The SemPy read_table and evaluate_measure methods have more parameters that are useful for manipulating the output. These parameters include:

  • fully_qualified_columns: For a "True" value, the methods return column names in the form TableName[ColumnName]
  • num_rows: The number of rows to output in the result
  • pandas_convert_dtypes: For a "True" value, pandas cast the resulting DataFrame columns to the best possible dtype convert_dtypes. If this parameter is turned off, type incompatibility issues between columns of related tables can result; the Power BI model might not detect those issues because of DAX implicit type conversion

SemPy read_table also uses the model information that Power BI provides.

  • multiindex_hierarchies: If "True", it converts Power BI Hierarchies to a pandas MultiIndex structure

Write data consumable by semantic models

Spark tables added to a Lakehouse are automatically added to the corresponding default semantic model.

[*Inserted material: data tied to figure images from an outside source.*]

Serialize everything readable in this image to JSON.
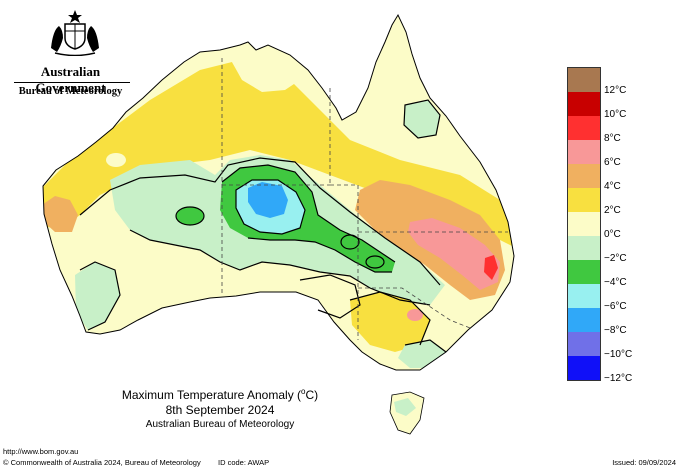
{
  "logo": {
    "government": "Australian Government",
    "bureau": "Bureau of Meteorology"
  },
  "title": {
    "line1_prefix": "Maximum Temperature Anomaly (",
    "line1_unit": "o",
    "line1_suffix": "C)",
    "line2": "8th September 2024",
    "line3": "Australian Bureau of Meteorology"
  },
  "legend": {
    "colors": [
      "#a87850",
      "#c80000",
      "#ff3030",
      "#f89898",
      "#f0b060",
      "#f8e040",
      "#fcfcc8",
      "#c8f0c8",
      "#40c840",
      "#98f0f0",
      "#30a8f8",
      "#7070e8",
      "#1010f8"
    ],
    "labels": [
      "12°C",
      "10°C",
      "8°C",
      "6°C",
      "4°C",
      "2°C",
      "0°C",
      "−2°C",
      "−4°C",
      "−6°C",
      "−8°C",
      "−10°C",
      "−12°C"
    ]
  },
  "footer": {
    "url": "http://www.bom.gov.au",
    "copyright": "© Commonwealth of Australia 2024, Bureau of Meteorology",
    "id_code": "ID code: AWAP",
    "issued": "Issued: 09/09/2024"
  }
}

This example demonstrates how to write data to the attached Lakehouse. The FabricDataFrame accepts the same input data as Pandas dataframes.

from sempy.fabric import FabricDataFrame

df_forecast = FabricDataFrame({'ForecastedRevenue': [1, 2, 3]})

df_forecast.to_lakehouse_table("ForecastTable")

With Power BI, the ForecastTable table can be added to a composite semantic model with the Lakehouse semantic model.